Quantos de nós compartilhamos segredos ou fortalecemos amizades em conversas que não existiram no tête-à-tête? Quem nunca se encantou conversando por alguém virtualmente e teve uma desilusão no papo ao vivo? Tenho certeza que você responderia sim para pelo menos uma dessas perguntas. E por não serem presenciais, mas intermediadas por uma plataforma eletrônica, essas experiências são menos válidas?


O filme é feliz em trazer isso para debate. A reflexão sobre se há uma dimensão de real nessa virtualidade implica no momento em que o protagonista fica hesitante quando confrontado pela sua ex-mulher, na hora em que esta diz que ele tinha dificuldades de encarar os problemas e tendia a ser evasivo. Se ele apresentava essa tendência, será que isso significaria que seu sentimento por Samantha não passaria de mais uma fuga?


A dúvida que assola Theodore faz com que ele fique pensativo e se distancie de sua paixão. Se por um lado ele não tinha a materialidade de uma experiência, por outro ele tinha a percepção de que o que sentia e o que trocava com o sistema operacional era genuíno. Sendo assim, se a relação o deixava menos miserável, o se preocupar e se importar se é virtual ou real fica em segundo plano. A conexão bastava.

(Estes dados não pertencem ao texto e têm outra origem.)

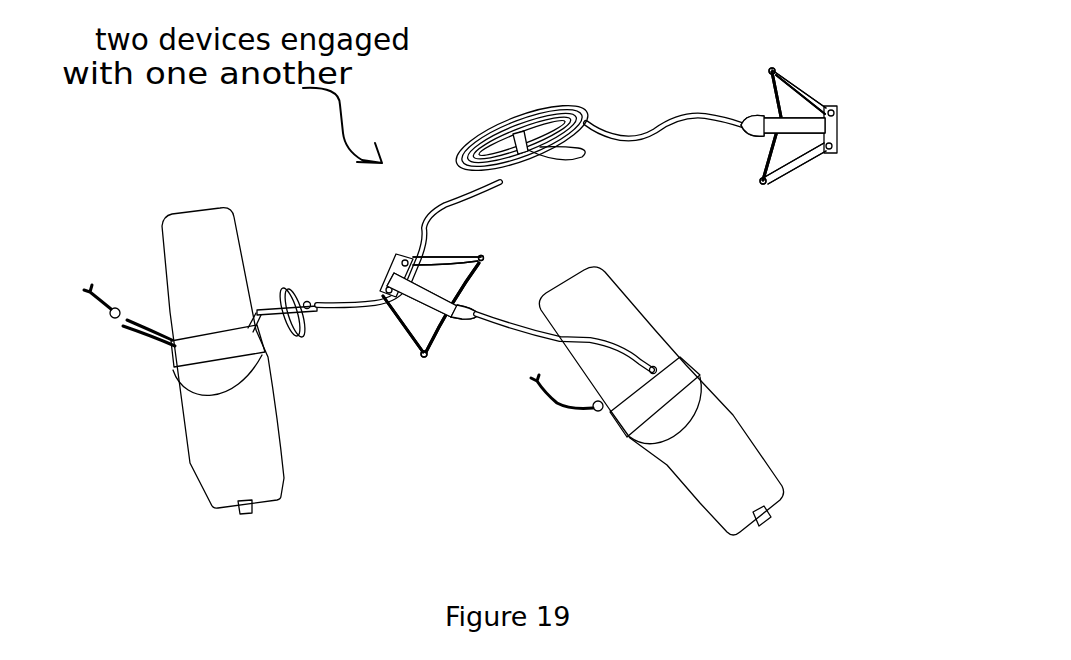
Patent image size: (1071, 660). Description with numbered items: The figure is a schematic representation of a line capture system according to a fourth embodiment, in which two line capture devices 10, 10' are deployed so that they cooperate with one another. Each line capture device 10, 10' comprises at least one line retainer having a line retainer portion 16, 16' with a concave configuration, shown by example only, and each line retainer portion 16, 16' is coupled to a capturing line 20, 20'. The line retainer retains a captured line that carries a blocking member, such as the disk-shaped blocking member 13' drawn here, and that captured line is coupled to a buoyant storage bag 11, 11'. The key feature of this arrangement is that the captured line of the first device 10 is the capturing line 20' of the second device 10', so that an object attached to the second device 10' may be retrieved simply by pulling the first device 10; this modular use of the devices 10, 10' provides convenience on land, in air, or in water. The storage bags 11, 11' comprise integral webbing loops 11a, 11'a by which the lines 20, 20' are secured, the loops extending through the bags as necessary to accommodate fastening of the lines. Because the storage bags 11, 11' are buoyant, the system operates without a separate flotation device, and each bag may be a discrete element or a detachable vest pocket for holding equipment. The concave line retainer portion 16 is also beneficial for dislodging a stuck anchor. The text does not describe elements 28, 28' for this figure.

E talvez seja esse um dos retratos que “Ela” faz tão bem. Como bem me disse um amigo quando conversamos sobre o filme, independente do tempo, das circunstâncias e do momento que atravessamos em nossas vidas, algo que é seminal no ser humano é sua necessidade de se ancorar em algum ponto ou alguém para dar sentido em nosso viver. É esse impulso (ou vocação) em se conectar com o outro que nos torna humanos, nem que seja virtualmente.